Tonnie Schaufeli van Ballegooij

‘Vanuit Interzorg werk ik hier meer dan 10 jaar in de huishoudelijke dienst. Wij houden van schoon en van schoonmaken. Ik mocht kiezen om op deze locatie te werken en was daar blij mee.

Zo fijn hoe mensen hier wonen in die fase van hun leven. Er wordt voor hen gezorgd, het is gemoedelijk en er is zoveel mogelijk. Ze kunnen hun kamer inrichten met de eigen spulletjes, bloemetjes of desnoods de TV van thuis als iemand dat wil. Dat kan allemaal hier.’

Waar kom je vandaan, vragen veel mensen

‘Ik ben een rasechte Ossenaar, geboren op de Macharenseweg op een steenworp van het hospice. Dat ik Oss ken is voor sommige bewoners belangrijk. Ik weet van het oude zwembad, van die pastoor, de Heuvel en het café waar mijn vader kwam, of van de duiven. Ik ken heel veel mensen en veel mensen kennen mij. En dan kom je mekaar hier wel eens tegen, zoals een bewoner die bij Zwanenberg bij mijn vader had gewerkt. “Ah, ben jij van Toontje van Ballegooij!” Herkenning dus!’

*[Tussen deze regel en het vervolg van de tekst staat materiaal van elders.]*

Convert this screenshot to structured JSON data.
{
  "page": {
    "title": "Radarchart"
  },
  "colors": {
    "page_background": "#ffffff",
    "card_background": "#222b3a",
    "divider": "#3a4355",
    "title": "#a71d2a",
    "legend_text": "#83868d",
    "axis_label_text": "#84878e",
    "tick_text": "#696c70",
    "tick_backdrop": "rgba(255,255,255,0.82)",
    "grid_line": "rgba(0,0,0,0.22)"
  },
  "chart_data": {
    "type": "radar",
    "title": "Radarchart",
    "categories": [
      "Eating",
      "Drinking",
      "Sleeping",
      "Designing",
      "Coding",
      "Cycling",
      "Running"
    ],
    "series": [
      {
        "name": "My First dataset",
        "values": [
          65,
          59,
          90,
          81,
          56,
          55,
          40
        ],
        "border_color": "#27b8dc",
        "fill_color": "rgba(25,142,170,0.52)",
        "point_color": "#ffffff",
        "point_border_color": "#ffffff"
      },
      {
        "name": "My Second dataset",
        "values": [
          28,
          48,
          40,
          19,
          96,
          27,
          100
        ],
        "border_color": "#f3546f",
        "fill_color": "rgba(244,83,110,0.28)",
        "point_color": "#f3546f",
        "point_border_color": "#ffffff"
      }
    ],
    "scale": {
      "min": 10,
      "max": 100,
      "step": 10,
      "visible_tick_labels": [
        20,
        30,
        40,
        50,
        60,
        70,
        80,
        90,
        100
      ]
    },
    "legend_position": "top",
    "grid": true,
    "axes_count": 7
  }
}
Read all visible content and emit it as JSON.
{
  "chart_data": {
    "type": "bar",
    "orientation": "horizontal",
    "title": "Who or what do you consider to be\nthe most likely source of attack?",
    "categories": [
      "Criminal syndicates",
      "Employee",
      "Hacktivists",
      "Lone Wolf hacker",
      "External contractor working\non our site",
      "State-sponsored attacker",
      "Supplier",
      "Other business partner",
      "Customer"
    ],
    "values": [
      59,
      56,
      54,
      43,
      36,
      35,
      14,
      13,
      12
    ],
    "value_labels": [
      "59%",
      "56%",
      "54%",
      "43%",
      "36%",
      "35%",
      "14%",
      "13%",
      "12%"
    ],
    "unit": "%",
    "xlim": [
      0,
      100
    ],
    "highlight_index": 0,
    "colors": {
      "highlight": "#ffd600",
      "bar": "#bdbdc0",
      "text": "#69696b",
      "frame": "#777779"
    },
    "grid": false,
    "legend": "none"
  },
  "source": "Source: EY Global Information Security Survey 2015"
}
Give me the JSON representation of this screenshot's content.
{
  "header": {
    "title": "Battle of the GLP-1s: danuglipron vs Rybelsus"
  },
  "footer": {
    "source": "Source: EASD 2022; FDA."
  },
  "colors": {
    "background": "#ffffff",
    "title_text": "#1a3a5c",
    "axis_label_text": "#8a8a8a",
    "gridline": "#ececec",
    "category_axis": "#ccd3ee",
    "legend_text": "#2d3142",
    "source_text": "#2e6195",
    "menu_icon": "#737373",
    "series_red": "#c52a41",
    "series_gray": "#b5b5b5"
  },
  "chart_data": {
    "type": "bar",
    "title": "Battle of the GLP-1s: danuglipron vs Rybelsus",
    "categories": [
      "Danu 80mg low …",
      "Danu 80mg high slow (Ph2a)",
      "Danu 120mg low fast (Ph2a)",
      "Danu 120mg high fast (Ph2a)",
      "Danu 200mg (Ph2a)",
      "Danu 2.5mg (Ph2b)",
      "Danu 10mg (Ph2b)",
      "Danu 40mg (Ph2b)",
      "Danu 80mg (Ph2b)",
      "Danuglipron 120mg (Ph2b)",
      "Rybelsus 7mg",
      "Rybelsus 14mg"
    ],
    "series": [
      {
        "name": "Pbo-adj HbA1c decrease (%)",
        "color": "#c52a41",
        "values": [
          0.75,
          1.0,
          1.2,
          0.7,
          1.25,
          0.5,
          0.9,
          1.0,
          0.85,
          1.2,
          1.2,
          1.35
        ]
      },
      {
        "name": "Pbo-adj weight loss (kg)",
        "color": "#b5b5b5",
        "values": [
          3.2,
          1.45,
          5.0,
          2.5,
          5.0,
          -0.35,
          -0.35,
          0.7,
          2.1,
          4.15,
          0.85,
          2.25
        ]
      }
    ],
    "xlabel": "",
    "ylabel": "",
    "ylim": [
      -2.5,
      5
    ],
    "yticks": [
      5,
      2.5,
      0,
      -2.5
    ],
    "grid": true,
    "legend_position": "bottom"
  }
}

Mensen stellen het erg op prijs als hun kamer schoon is

‘Een bewoner zei: “Ik heb ook in de verzorging gewerkt, ik weet wat schoon is. Dank je wel hè!“

Je past je met schoonmaken aan. Soms komt het niet uit, Bijvoorbeeld als er bezoek is, dat kan ook de huisarts of een notaris zijn óf als de bewoner erg moe is. Dan doen we die kamer op een andere dag.’

Sommige mensen kunnen het zelf niet schoon houden

‘Ze kunnen niks oprapen , zien het niet en knoeien nogal. Er was een bewoner met een hersentumor die zèlf zijn boterhammetje wilde smeren. Hij knoeide verschrikkelijk, kon het niet anders. Ik snap heel goed, hoe erg het is als je wéér een stukje zelfstandigheid moet inleveren en denk dan, toe maar.’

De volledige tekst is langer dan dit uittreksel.